The story he concocts makes Othello epileptic, a situation that makes Iago refer to him as not suitable for his job (Shakespeare Act 4 scene 1). Jealous also makes Othello kill Desdemona only to realize later that Iago had just made up the story. Therefore, today’s audience will learn that jealousy is dangerous.
The play can also teach today’s audience to stop being impulsive in making decisions. Often, people make impulsive decisions due to obsessions with some things in life. Such decisions mostly end up causing regrets rather than the desired expectations. In the play, many characters make impulsive decisions (that end up tragically) to satisfy their selfish intentions.

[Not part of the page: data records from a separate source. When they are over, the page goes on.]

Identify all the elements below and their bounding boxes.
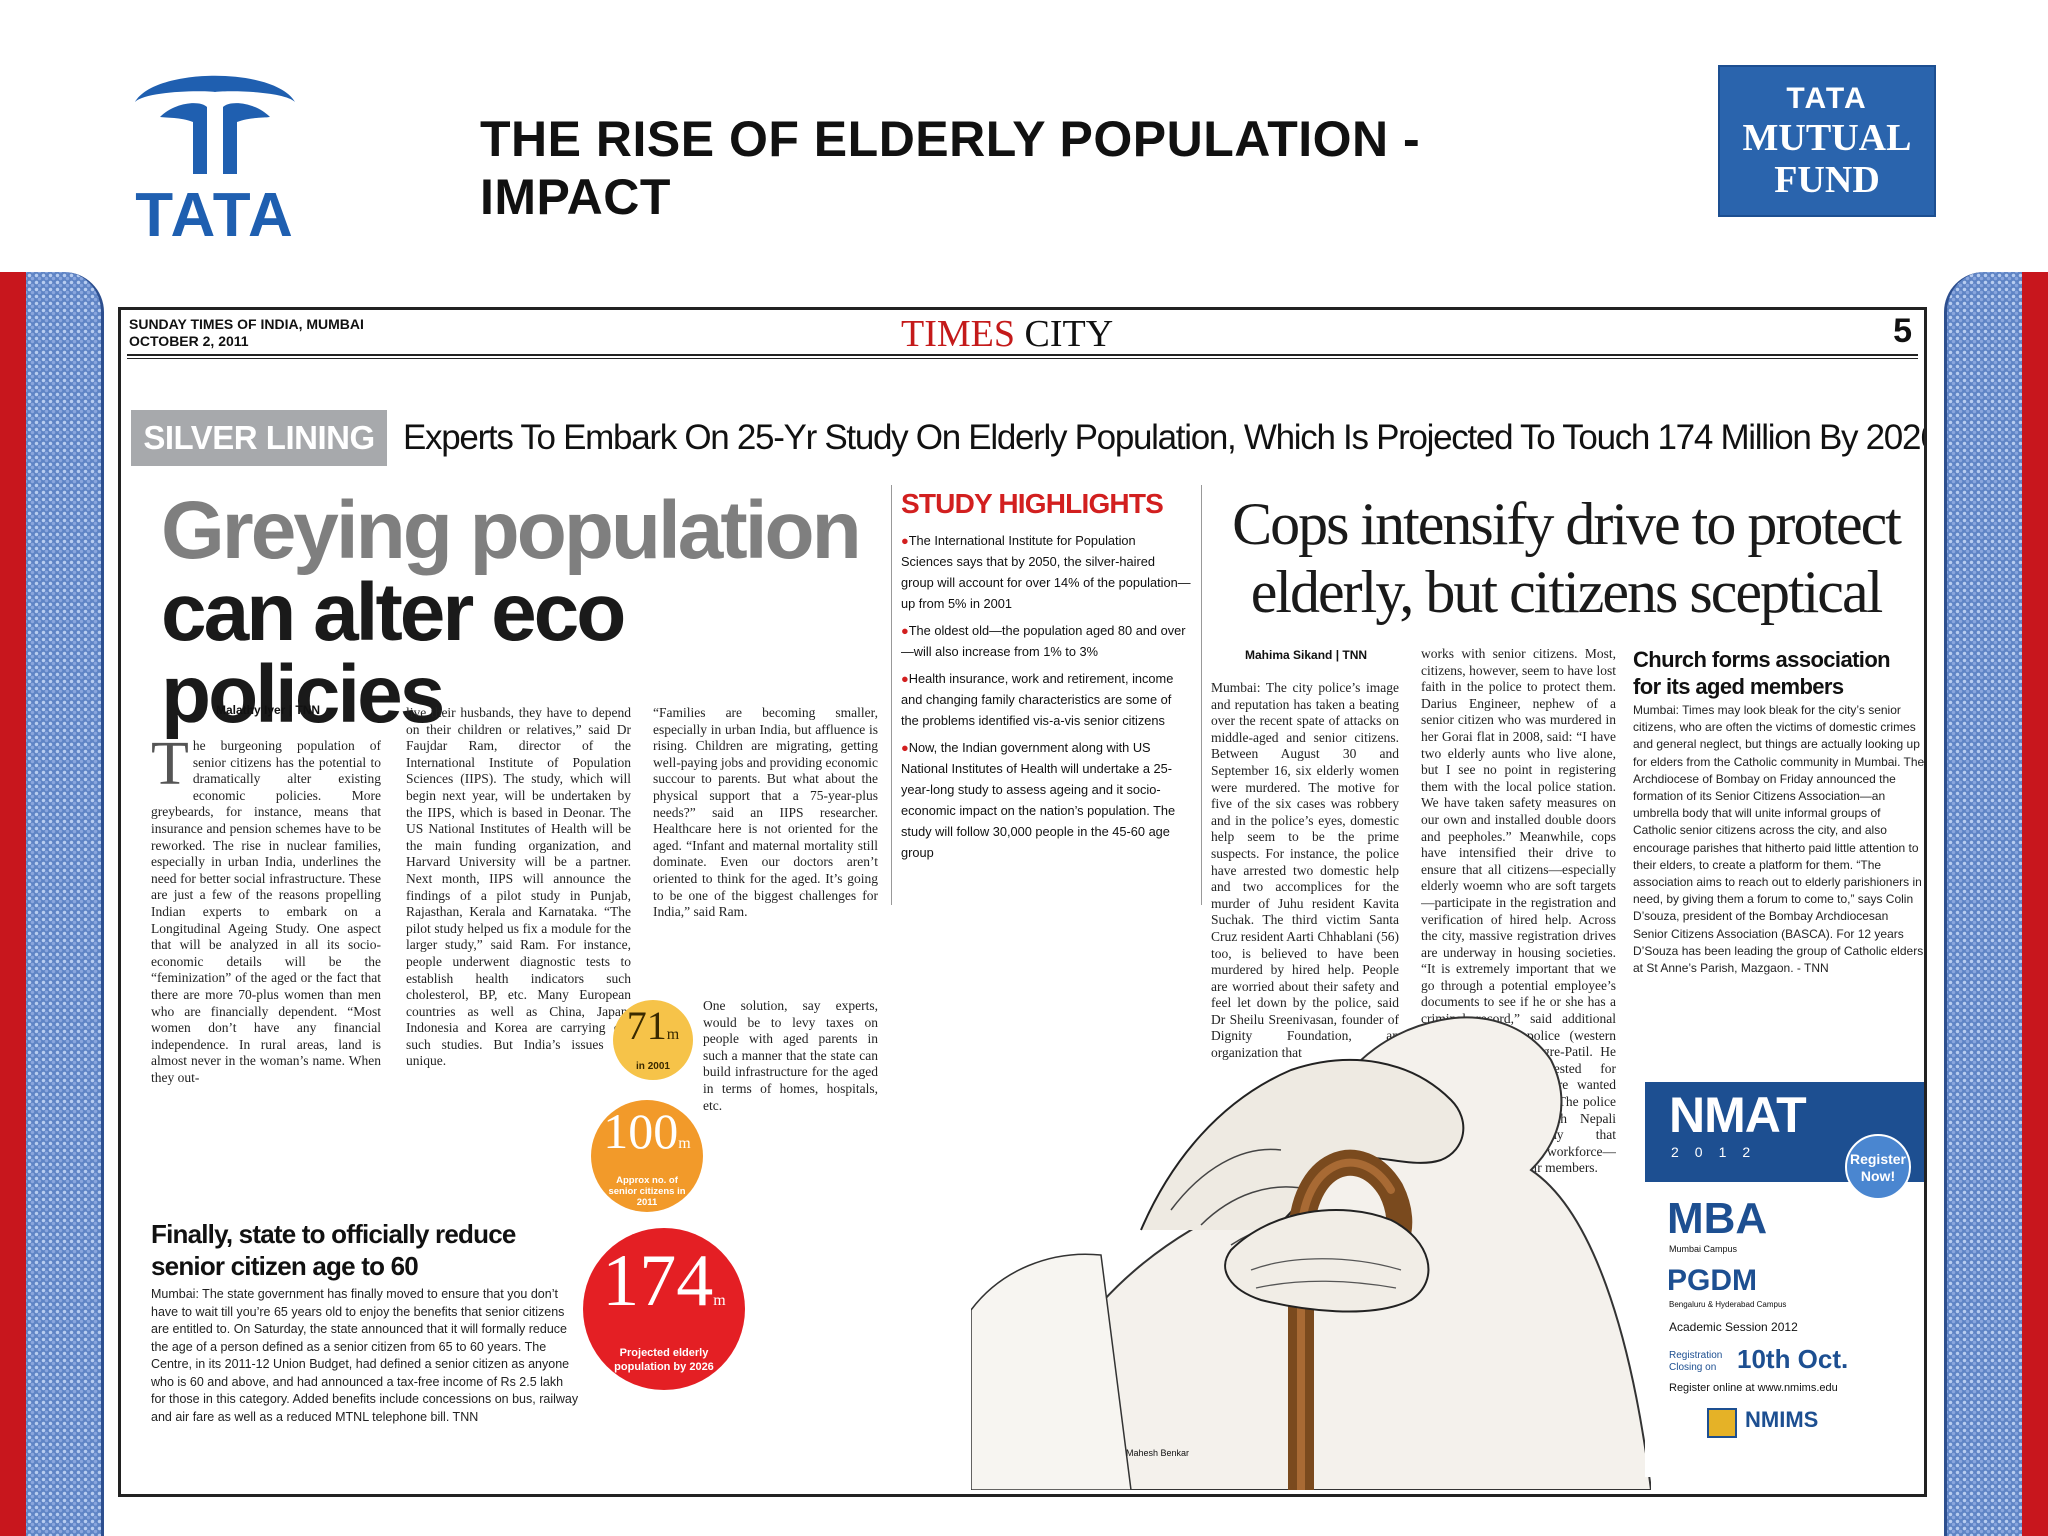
stat-71-unit: m [666, 1026, 680, 1043]
main-col1-text: he burgeoning population of senior citiz… [151, 738, 381, 1085]
main-story-column-3b: One solution, say experts, would be to l… [703, 998, 878, 1113]
stat-71-label: in 2001 [636, 1061, 670, 1072]
page-kicker: Experts To Embark On 25-Yr Study On Elde… [403, 418, 1927, 457]
tmf-logo-line1: TATA [1786, 82, 1868, 115]
ad-closing-date: 10th Oct. [1737, 1344, 1849, 1374]
stat-100-value: 100 [603, 1103, 679, 1159]
stat-100-number: 100m [591, 1100, 703, 1175]
main-headline-line2: can alter eco policies [161, 567, 626, 740]
main-story-column-3: “Families are becoming smaller, especial… [653, 705, 878, 920]
stat-174-number: 174m [583, 1228, 745, 1346]
ad-pgdm-campus: Bengaluru & Hyderabad Campus [1669, 1300, 1787, 1309]
sub-story-headline: Finally, state to officially reduce seni… [151, 1219, 516, 1281]
ad-academic-session: Academic Session 2012 [1669, 1320, 1798, 1334]
stat-circle-71m: 71m in 2001 [613, 1000, 693, 1080]
ad-registration-label: Registration Closing on [1669, 1350, 1723, 1373]
main-byline: Malathy Iyer | TNN [216, 703, 321, 717]
tata-logo: TATA [115, 62, 315, 250]
study-highlight-item: Health insurance, work and retirement, i… [901, 668, 1191, 731]
cops-byline: Mahima Sikand | TNN [1245, 648, 1368, 662]
right-decorative-strip [1943, 272, 2048, 1536]
edition-name: SUNDAY TIMES OF INDIA, MUMBAI [129, 316, 364, 332]
illustration-credit: Mahesh Benkar [1126, 1448, 1190, 1458]
dropcap: T [151, 738, 189, 798]
cops-headline: Cops intensify drive to protect elderly,… [1232, 491, 1902, 625]
church-story-body: Mumbai: Times may look bleak for the cit… [1633, 703, 1925, 976]
stat-100-unit: m [678, 1135, 691, 1152]
sub-story-body: Mumbai: The state government has finally… [151, 1287, 579, 1424]
stat-71-value: 71 [626, 1003, 667, 1048]
slide-title: THE RISE OF ELDERLY POPULATION - IMPACT [480, 111, 1421, 225]
masthead-rule [127, 354, 1918, 356]
study-highlights-list: The International Institute for Populati… [901, 530, 1191, 869]
page-number: 5 [1893, 312, 1912, 350]
left-pattern-band [26, 272, 104, 1536]
tmf-logo-line2: MUTUAL [1742, 117, 1912, 159]
newspaper-clipping: SUNDAY TIMES OF INDIA, MUMBAI OCTOBER 2,… [118, 307, 1927, 1497]
cops-story-column-1: Mumbai: The city police’s image and repu… [1211, 680, 1399, 1061]
column-divider-2 [1201, 485, 1202, 905]
stat-100-label: Approx no. of senior citizens in 2011 [608, 1175, 686, 1208]
masthead-edition: SUNDAY TIMES OF INDIA, MUMBAI OCTOBER 2,… [129, 316, 364, 350]
ad-pgdm: PGDM [1667, 1264, 1757, 1297]
church-story-headline: Church forms association for its aged me… [1633, 647, 1891, 699]
section-times: TIMES [901, 313, 1015, 355]
edition-date: OCTOBER 2, 2011 [129, 333, 249, 349]
ad-nmat-title: NMAT [1669, 1087, 1807, 1143]
study-highlight-item: Now, the Indian government along with US… [901, 737, 1191, 863]
main-headline-line1: Greying population [161, 485, 862, 576]
section-city: CITY [1024, 313, 1114, 355]
ad-nmims-brand: NMIMS [1745, 1407, 1819, 1432]
tata-mutual-fund-logo: TATA MUTUAL FUND [1718, 65, 1936, 217]
tata-logo-text: TATA [135, 181, 295, 250]
study-highlight-item: The oldest old—the population aged 80 an… [901, 620, 1191, 662]
tata-emblem-icon [135, 75, 295, 174]
stat-circle-100m: 100m Approx no. of senior citizens in 20… [591, 1100, 703, 1212]
column-divider-1 [891, 485, 892, 905]
nmims-crest-icon [1707, 1408, 1737, 1438]
silver-lining-tag: SILVER LINING [131, 410, 387, 466]
masthead-rule-thin [127, 358, 1918, 359]
stat-174-label: Projected elderly population by 2026 [614, 1347, 714, 1373]
stat-174-unit: m [713, 1292, 726, 1309]
ad-mba: MBA [1667, 1194, 1768, 1243]
stat-174-value: 174 [602, 1240, 714, 1322]
ad-year: 2012 [1671, 1144, 1767, 1160]
hands-on-cane-illustration [971, 1016, 1651, 1490]
tmf-logo-line3: FUND [1774, 159, 1880, 201]
main-story-column-2: live their husbands, they have to depend… [406, 705, 631, 1069]
nmat-advertisement: NMAT 2012 Register Now! MBA Mumbai Campu… [1645, 1082, 1924, 1477]
ad-mba-campus: Mumbai Campus [1669, 1244, 1738, 1254]
ad-register-online: Register online at www.nmims.edu [1669, 1382, 1838, 1394]
section-masthead: TIMES CITY [901, 312, 1113, 356]
stat-71-number: 71m [613, 1000, 693, 1061]
study-highlights-title: STUDY HIGHLIGHTS [901, 488, 1164, 519]
main-headline: Greying population can alter eco policie… [161, 490, 881, 736]
right-pattern-band [1944, 272, 2022, 1536]
ad-register-now-badge: Register Now! [1845, 1134, 1911, 1200]
stat-circle-174m: 174m Projected elderly population by 202… [583, 1228, 745, 1390]
left-decorative-strip [0, 272, 105, 1536]
study-highlight-item: The International Institute for Populati… [901, 530, 1191, 614]
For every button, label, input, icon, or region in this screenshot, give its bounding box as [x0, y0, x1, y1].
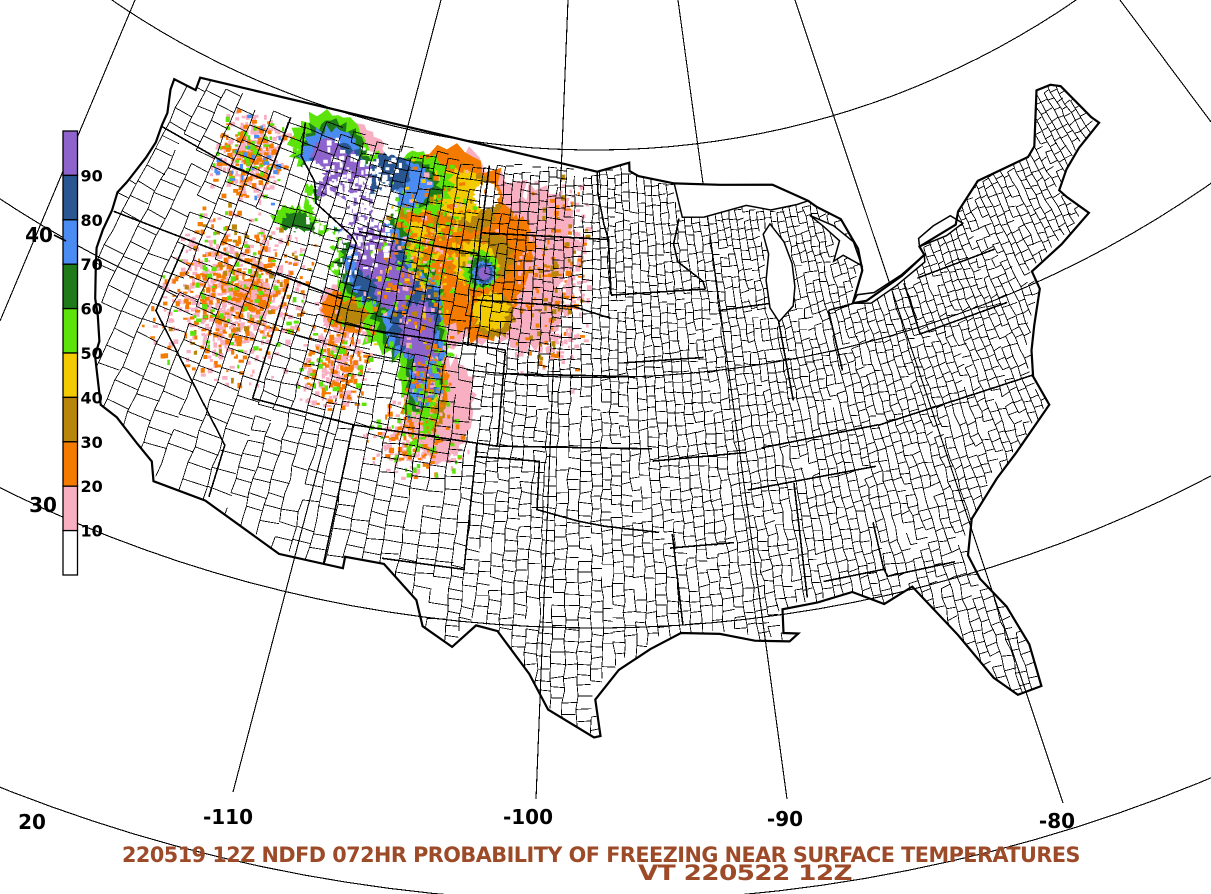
colorbar-label: 30 — [81, 433, 103, 452]
map-labels: 40 30 20 -110 -100 -90 -80 220519 12Z ND… — [18, 223, 1080, 885]
colorbar-label: 90 — [81, 166, 103, 185]
colorbar-segment — [62, 396, 79, 443]
colorbar-label: 60 — [81, 300, 103, 319]
longitude-label--90: -90 — [767, 807, 803, 831]
colorbar-segment — [62, 529, 79, 576]
state-border-lines — [113, 117, 1035, 626]
latitude-label-20: 20 — [18, 810, 46, 834]
lakes-layer — [673, 182, 965, 324]
lake-shape — [673, 182, 811, 218]
colorbar-label: 80 — [81, 211, 103, 230]
speckle-group — [366, 159, 471, 347]
colorbar: 90 80 70 60 50 40 30 20 10 — [62, 130, 103, 576]
colorbar-segment — [62, 307, 79, 354]
probability-blob-layer — [309, 137, 491, 404]
state-boundaries-layer — [113, 117, 1035, 626]
map-title-line1: 220519 12Z NDFD 072HR PROBABILITY OF FRE… — [122, 843, 1080, 867]
longitude-label--110: -110 — [203, 805, 253, 829]
latitude-label-40: 40 — [25, 223, 53, 247]
probability-blob-layer — [396, 167, 512, 424]
latitude-label-30: 30 — [29, 493, 57, 517]
colorbar-segment — [62, 352, 79, 399]
lake-shape — [809, 214, 864, 268]
us-outline — [93, 76, 1101, 739]
colorbar-segment — [62, 485, 79, 532]
lake-shape — [917, 214, 965, 248]
colorbar-segment — [62, 219, 79, 265]
colorbar-label: 20 — [81, 477, 103, 496]
colorbar-segment — [62, 263, 79, 310]
map-title-line2: VT 220522 12Z — [638, 861, 852, 885]
colorbar-label: 40 — [81, 388, 103, 407]
colorbar-segment — [62, 130, 79, 177]
colorbar-segment — [62, 174, 79, 221]
longitude-label--80: -80 — [1039, 809, 1075, 833]
colorbar-label: 50 — [81, 344, 103, 363]
colorbar-segment — [62, 441, 79, 487]
lake-shape — [762, 222, 796, 324]
colorbar-label: 70 — [81, 255, 103, 274]
latitude-tick-40 — [53, 234, 67, 242]
longitude-label--100: -100 — [503, 805, 553, 829]
colorbar-label: 10 — [81, 522, 103, 541]
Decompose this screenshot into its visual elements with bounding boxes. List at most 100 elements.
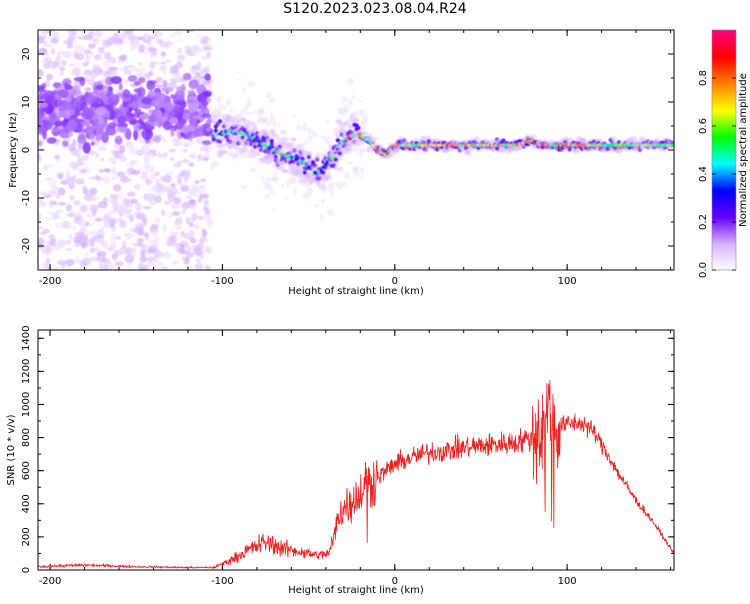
colorbar-step bbox=[712, 50, 736, 53]
snr-x-tick-label: -200 bbox=[39, 576, 62, 587]
colorbar-step bbox=[712, 92, 736, 95]
colorbar-step bbox=[712, 72, 736, 75]
colorbar-step bbox=[712, 30, 736, 33]
colorbar-step bbox=[712, 218, 736, 221]
colorbar-step bbox=[712, 190, 736, 193]
snr-x-tick-label: 100 bbox=[558, 576, 577, 587]
colorbar-step bbox=[712, 58, 736, 61]
colorbar-step bbox=[712, 124, 736, 127]
colorbar-step bbox=[712, 198, 736, 201]
colorbar-step bbox=[712, 154, 736, 157]
snr-y-tick-label: 200 bbox=[21, 527, 32, 546]
colorbar-step bbox=[712, 170, 736, 173]
colorbar-tick-label: 0.2 bbox=[698, 214, 709, 230]
colorbar-step bbox=[712, 90, 736, 93]
colorbar-step bbox=[712, 264, 736, 267]
colorbar-step bbox=[712, 182, 736, 185]
colorbar-step bbox=[712, 60, 736, 63]
colorbar-tick-label: 0.4 bbox=[698, 166, 709, 182]
colorbar-step bbox=[712, 96, 736, 99]
colorbar-step bbox=[712, 162, 736, 165]
spectrogram-x-tick-label: -100 bbox=[211, 276, 234, 287]
colorbar-step bbox=[712, 44, 736, 47]
snr-x-axis-label: Height of straight line (km) bbox=[288, 585, 424, 596]
snr-y-tick-label: 1400 bbox=[21, 326, 32, 351]
colorbar-step bbox=[712, 184, 736, 187]
colorbar-step bbox=[712, 42, 736, 45]
colorbar-step bbox=[712, 76, 736, 79]
spectrogram-y-tick-label: -20 bbox=[21, 238, 32, 254]
snr-x-tick-label: 0 bbox=[392, 576, 398, 587]
colorbar-step bbox=[712, 172, 736, 175]
colorbar-step bbox=[712, 118, 736, 121]
colorbar-step bbox=[712, 234, 736, 237]
colorbar-step bbox=[712, 108, 736, 111]
snr-y-tick-label: 600 bbox=[21, 461, 32, 480]
snr-y-tick-label: 800 bbox=[21, 428, 32, 447]
colorbar-step bbox=[712, 46, 736, 49]
colorbar-step bbox=[712, 216, 736, 219]
colorbar-step bbox=[712, 34, 736, 37]
colorbar-step bbox=[712, 178, 736, 181]
colorbar-step bbox=[712, 186, 736, 189]
colorbar-step bbox=[712, 66, 736, 69]
colorbar-step bbox=[712, 114, 736, 117]
colorbar-step bbox=[712, 166, 736, 169]
colorbar-step bbox=[712, 140, 736, 143]
colorbar-step bbox=[712, 192, 736, 195]
colorbar-step bbox=[712, 204, 736, 207]
colorbar-step bbox=[712, 268, 736, 271]
colorbar-step bbox=[712, 134, 736, 137]
colorbar-step bbox=[712, 156, 736, 159]
colorbar-step bbox=[712, 94, 736, 97]
spectrogram-x-tick-label: -200 bbox=[39, 276, 62, 287]
colorbar-tick-label: 0.0 bbox=[698, 262, 709, 278]
colorbar-step bbox=[712, 86, 736, 89]
colorbar-step bbox=[712, 260, 736, 263]
colorbar-step bbox=[712, 136, 736, 139]
colorbar-step bbox=[712, 210, 736, 213]
colorbar-step bbox=[712, 244, 736, 247]
colorbar-step bbox=[712, 176, 736, 179]
colorbar-step bbox=[712, 128, 736, 131]
spectrogram-y-tick-label: 10 bbox=[21, 96, 32, 109]
colorbar-step bbox=[712, 152, 736, 155]
colorbar-step bbox=[712, 98, 736, 101]
colorbar-step bbox=[712, 200, 736, 203]
colorbar-step bbox=[712, 122, 736, 125]
colorbar-step bbox=[712, 38, 736, 41]
colorbar-step bbox=[712, 146, 736, 149]
colorbar-step bbox=[712, 250, 736, 253]
colorbar-step bbox=[712, 224, 736, 227]
colorbar-tick-label: 0.6 bbox=[698, 118, 709, 134]
snr-y-tick-label: 1200 bbox=[21, 359, 32, 384]
colorbar-step bbox=[712, 78, 736, 81]
colorbar-step bbox=[712, 40, 736, 43]
colorbar-step bbox=[712, 54, 736, 57]
spectrogram-y-tick-label: -10 bbox=[21, 190, 32, 206]
snr-y-tick-label: 400 bbox=[21, 494, 32, 513]
colorbar-step bbox=[712, 138, 736, 141]
colorbar-step bbox=[712, 202, 736, 205]
colorbar-step bbox=[712, 68, 736, 71]
colorbar-gradient bbox=[711, 29, 737, 271]
colorbar-step bbox=[712, 246, 736, 249]
colorbar-frame bbox=[711, 29, 737, 271]
colorbar-step bbox=[712, 164, 736, 167]
colorbar-step bbox=[712, 240, 736, 243]
colorbar-step bbox=[712, 238, 736, 241]
colorbar-step bbox=[712, 220, 736, 223]
colorbar-step bbox=[712, 32, 736, 35]
colorbar-step bbox=[712, 84, 736, 87]
colorbar-step bbox=[712, 36, 736, 39]
colorbar-step bbox=[712, 80, 736, 83]
colorbar-step bbox=[712, 148, 736, 151]
colorbar-step bbox=[712, 230, 736, 233]
colorbar-step bbox=[712, 180, 736, 183]
colorbar-step bbox=[712, 256, 736, 259]
colorbar-step bbox=[712, 126, 736, 129]
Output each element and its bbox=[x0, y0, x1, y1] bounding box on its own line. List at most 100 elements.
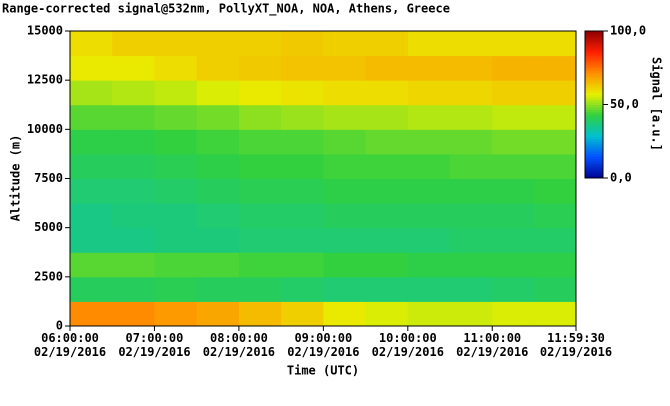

For example, Roderigo hires Iago to do all he can to help him have Desdemona without thinking about what might happen in case they fail: “That thou, Iago, who hast had my purse” (Shakespeare Act I line 2). Othello also makes an impulsive decision when he kills his wife on mere suspicion. He later regrets killing her when he realizes that she was not an infidel. Hence, today’s audience will learn to be patient and make a keen analysis of situations before making decisions.
In summary, the themes in Othello are very relevant to today’s audience. Shakespeare addresses racism, jealousy, consequences of impulsive decisions, war, and love. All these issues are common in the contemporary world. This work has explored possible lessons today’s audience can learn from the jealous, impulsiveness, and racism among Shakespeare’s characters.
Shakespeare, William n.d.. Othello, the Moore of Venice n.d. Web.